Friday, February 25, 2005

The Gates

The Gates is a large-scale piece of performance art in Central Park by Christo and Jeanne Claude, the artists who, among other things, wrapped the Reichstag in plastic. The premise is that 23 miles of walking paths in Central Park would be lined with large orange gates 12 feet high, and from those gates hang large swaths of orange canvas. The artists have been interested in this project since the 1970s, and it finally came to fruition this year. It was only scheduled to run from February 12th through February 27th, so I thought I'd stop by and take a look. The hours for Toy Fair prevented me from going in the daytime, unless I went in the morning, so I got up early on Monday, was greeted with a nice dusting of snow, and set off.

Unfortunately, either through my own technological ineptitude, my shivering hands, or something else, I was only able to snap one decent picture:



Click on the picture for a high-resolution version.

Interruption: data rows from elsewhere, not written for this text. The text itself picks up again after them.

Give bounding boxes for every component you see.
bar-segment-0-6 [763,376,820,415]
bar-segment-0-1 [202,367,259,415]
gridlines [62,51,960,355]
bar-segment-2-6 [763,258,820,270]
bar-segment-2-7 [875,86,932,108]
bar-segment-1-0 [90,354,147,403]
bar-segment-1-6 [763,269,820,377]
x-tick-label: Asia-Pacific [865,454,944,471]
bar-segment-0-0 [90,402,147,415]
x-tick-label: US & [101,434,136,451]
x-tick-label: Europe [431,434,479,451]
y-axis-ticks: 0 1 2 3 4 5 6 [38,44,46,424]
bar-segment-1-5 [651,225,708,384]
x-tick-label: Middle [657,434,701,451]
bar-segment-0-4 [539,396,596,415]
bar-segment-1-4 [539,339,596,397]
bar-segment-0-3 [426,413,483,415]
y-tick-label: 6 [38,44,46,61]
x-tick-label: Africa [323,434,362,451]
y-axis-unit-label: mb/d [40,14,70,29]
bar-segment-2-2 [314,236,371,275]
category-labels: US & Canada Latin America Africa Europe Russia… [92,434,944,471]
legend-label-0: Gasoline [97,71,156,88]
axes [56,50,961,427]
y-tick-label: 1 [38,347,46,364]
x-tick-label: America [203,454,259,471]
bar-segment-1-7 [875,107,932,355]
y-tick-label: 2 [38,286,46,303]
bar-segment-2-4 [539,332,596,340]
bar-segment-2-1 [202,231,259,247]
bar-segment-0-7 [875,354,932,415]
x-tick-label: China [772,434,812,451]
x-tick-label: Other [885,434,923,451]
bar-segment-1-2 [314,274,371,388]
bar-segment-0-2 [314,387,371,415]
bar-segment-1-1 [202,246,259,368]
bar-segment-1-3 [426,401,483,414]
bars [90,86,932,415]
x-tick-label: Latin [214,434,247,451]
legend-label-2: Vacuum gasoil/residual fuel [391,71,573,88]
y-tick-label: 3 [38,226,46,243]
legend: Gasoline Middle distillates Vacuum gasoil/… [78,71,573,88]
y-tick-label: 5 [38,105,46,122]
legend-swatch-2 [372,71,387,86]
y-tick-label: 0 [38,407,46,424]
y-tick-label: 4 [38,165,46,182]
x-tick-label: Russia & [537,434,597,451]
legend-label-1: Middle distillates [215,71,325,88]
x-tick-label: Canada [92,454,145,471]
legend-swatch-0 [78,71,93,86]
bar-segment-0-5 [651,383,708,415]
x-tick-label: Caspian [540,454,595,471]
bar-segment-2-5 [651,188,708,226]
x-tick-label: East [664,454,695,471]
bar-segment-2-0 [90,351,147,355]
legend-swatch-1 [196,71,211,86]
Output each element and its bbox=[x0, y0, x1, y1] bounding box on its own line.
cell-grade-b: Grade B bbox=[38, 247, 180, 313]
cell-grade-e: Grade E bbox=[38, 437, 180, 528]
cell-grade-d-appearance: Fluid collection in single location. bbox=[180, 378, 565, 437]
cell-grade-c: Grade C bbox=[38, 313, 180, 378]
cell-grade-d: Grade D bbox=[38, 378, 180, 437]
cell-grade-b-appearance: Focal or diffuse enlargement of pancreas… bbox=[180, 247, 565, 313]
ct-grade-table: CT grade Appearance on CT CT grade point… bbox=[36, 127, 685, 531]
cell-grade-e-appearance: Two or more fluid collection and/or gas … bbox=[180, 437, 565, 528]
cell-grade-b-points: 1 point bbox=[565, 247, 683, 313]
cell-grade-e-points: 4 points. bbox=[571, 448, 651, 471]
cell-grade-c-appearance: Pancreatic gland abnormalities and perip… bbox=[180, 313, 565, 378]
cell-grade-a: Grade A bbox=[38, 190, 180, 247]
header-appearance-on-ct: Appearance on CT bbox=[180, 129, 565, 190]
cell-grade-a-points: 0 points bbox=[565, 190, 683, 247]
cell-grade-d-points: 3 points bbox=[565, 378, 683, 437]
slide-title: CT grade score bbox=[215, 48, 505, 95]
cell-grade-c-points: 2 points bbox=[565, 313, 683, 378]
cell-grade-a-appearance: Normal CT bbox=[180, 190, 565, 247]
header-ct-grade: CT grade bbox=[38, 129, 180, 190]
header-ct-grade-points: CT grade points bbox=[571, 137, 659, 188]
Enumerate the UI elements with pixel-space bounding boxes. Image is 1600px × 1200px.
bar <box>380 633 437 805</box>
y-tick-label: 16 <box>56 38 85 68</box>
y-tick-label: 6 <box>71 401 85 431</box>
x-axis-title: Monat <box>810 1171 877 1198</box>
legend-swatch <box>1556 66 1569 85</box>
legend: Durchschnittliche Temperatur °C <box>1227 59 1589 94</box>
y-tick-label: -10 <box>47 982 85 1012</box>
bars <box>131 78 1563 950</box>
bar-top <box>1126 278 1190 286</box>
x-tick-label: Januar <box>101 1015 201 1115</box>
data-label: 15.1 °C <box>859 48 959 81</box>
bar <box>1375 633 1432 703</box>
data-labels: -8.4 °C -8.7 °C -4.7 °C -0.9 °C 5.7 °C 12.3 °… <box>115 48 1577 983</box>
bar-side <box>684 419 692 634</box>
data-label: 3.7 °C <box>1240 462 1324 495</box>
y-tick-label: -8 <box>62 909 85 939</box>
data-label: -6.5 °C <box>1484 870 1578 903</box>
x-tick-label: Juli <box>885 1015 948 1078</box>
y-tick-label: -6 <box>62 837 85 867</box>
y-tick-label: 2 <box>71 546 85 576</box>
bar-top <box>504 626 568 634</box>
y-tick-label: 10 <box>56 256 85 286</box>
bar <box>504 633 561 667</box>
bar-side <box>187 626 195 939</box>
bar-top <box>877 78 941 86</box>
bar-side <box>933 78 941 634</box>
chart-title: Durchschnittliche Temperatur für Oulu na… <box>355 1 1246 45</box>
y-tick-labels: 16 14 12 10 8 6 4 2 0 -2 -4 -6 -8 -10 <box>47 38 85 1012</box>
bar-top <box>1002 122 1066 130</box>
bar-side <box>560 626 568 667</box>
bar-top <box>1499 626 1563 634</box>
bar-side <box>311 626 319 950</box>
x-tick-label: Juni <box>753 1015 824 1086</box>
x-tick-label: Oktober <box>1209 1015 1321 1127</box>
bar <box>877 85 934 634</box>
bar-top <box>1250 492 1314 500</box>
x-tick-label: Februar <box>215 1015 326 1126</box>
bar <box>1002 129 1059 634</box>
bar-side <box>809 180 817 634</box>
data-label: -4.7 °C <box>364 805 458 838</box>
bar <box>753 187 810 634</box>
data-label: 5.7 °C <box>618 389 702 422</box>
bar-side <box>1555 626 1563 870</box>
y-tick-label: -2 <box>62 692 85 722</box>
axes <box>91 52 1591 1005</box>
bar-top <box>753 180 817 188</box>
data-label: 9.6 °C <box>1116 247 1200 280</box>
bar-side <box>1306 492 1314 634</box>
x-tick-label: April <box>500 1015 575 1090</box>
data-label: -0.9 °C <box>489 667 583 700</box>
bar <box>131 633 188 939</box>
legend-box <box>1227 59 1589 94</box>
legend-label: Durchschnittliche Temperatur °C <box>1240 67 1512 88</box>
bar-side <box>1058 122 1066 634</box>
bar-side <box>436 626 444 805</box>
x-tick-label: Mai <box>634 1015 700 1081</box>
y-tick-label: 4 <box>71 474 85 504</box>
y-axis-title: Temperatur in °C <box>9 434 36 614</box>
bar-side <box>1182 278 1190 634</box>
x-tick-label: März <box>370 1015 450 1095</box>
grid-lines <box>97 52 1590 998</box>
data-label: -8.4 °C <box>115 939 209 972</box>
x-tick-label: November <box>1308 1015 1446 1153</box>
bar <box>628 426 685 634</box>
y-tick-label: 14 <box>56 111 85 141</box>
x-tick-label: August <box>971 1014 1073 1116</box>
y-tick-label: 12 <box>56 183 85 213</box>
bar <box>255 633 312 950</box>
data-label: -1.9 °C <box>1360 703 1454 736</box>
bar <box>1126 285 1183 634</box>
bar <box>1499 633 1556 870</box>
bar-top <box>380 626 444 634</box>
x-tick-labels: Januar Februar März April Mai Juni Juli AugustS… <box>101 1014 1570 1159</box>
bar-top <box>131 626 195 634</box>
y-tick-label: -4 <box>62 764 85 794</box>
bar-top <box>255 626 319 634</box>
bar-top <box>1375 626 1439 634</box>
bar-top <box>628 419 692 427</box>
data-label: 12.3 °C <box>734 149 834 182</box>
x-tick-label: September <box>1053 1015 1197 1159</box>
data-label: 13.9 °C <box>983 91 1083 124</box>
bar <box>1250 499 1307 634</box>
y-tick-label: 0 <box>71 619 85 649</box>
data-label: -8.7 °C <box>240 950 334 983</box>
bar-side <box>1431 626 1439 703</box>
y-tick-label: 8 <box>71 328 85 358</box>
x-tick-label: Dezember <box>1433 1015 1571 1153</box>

The Gates seems to be an interesting experiment. The most striking thing about it is that it's a bunch of giant orange metal-and-canvas things in the middle of the only green area on Manhattan, a man-made intrusion into nature. But Central Park itself is a natural intrusion to an island that has become, for better or worse, almost entirely man-made. And Central Park itself is suspect: the entire park (or the park south of the reservoir anyway) is not natural, but completely man-made, too. Every path, every tree, every hill was graded and planned with precision.

I'm not sure what it all means, but it did require me to think a little.